From what I understand, the idea is that matter is waves, but it becomes solid when observed.

Obviously that's not the case- the matter obviously isn't self-aware and changes when we look at it. It's obvious that our eyes are designed to see waves as solid matter, kinda like when you look at a magic eye poster and cross your eyes and suddenly the waves come together to look like a solid image.

Okay, when do I get my nobel prize?

2. Aug 12, 2007

### jostpuur

You seem to be using some kind of analogy to previous classical concepts. Do you know what kind of waves these are? Not like sound waves, but complex valued mappings $\mathbb{R}^3\to\mathbb{C}$. There is a thing called "wave function collapse", but it is not very close to "something becoming solid".
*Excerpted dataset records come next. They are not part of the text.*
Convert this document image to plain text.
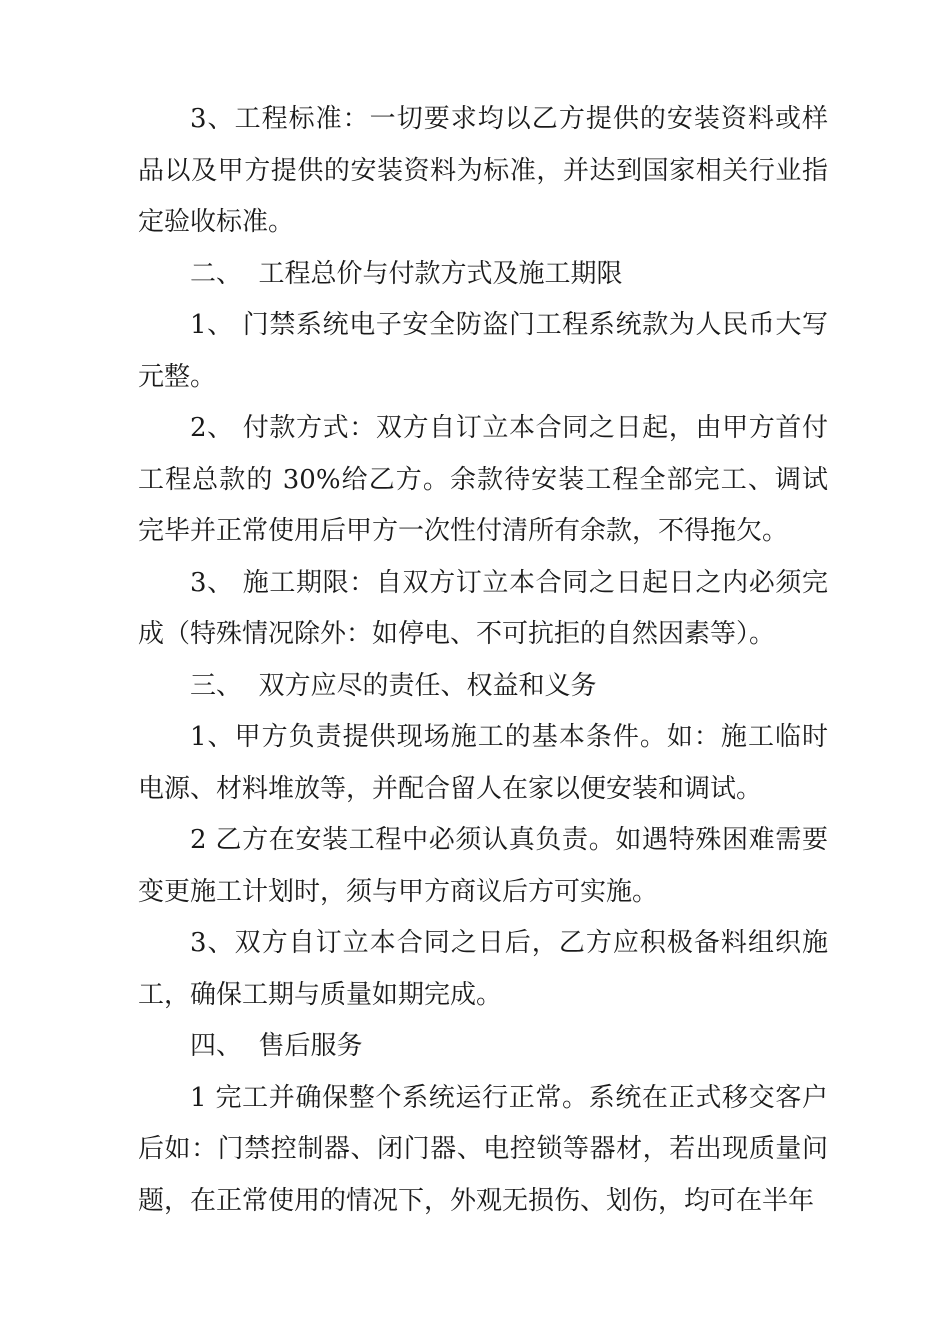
3、工程标准：一切要求均以乙方提供的安装资料或样 品以及甲方提供的安装资料为标准，并达到国家相关行业指 定验收标准。

二、  工程总价与付款方式及施工期限

1、 门禁系统电子安全防盗门工程系统款为人民币大写元整。

2、 付款方式：双方自订立本合同之日起，由甲方首付工程总款的 30%给乙方。余款待安装工程全部完工、调试完毕并正常使用后甲方一次性付清所有余款，不得拖欠。

3、 施工期限：自双方订立本合同之日起日之内必须完成（特殊情况除外：如停电、不可抗拒的自然因素等）。

三、  双方应尽的责任、权益和义务

1、甲方负责提供现场施工的基本条件。如：施工临时 电源、材料堆放等，并配合留人在家以便安装和调试。

2 乙方在安装工程中必须认真负责。如遇特殊困难需要变更施工计划时，须与甲方商议后方可实施。

3、双方自订立本合同之日后，乙方应积极备料组织施工，确保工期与质量如期完成。

四、  售后服务

1 完工并确保整个系统运行正常。系统在正式移交客户后如：门禁控制器、闭门器、电控锁等器材，若出现质量问题，在正常使用的情况下，外观无损伤、划伤，均可在半年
When you are good enough. Hopefully not before me. Good luck, and try to be more careful here in physics forums in the future.

3. Aug 12, 2007

### drews

Right, so when you look at the waves they appear solid to you, right?

4. Aug 13, 2007

### drews

5. Aug 13, 2007

### Nesk

You can't observe what stuff does when you're not looking at it, obviously, so strictly speaking you cannot generalize what you see to what you don't.

If we're speaking about macroscopic matter ("things"), the indetermined state before observation is not that important. This is because Planck's constant is extremely small in this reference frame, so even if you could see things without causing wave function collapse you probably wouldn't notice much of a difference.

This is why quantum mechanics were largely unnoticed until ~10^2 years ago.

6. Aug 13, 2007

### ueit

No, the standard model says matter is point particles. It remains so, no matter if you observe it or not.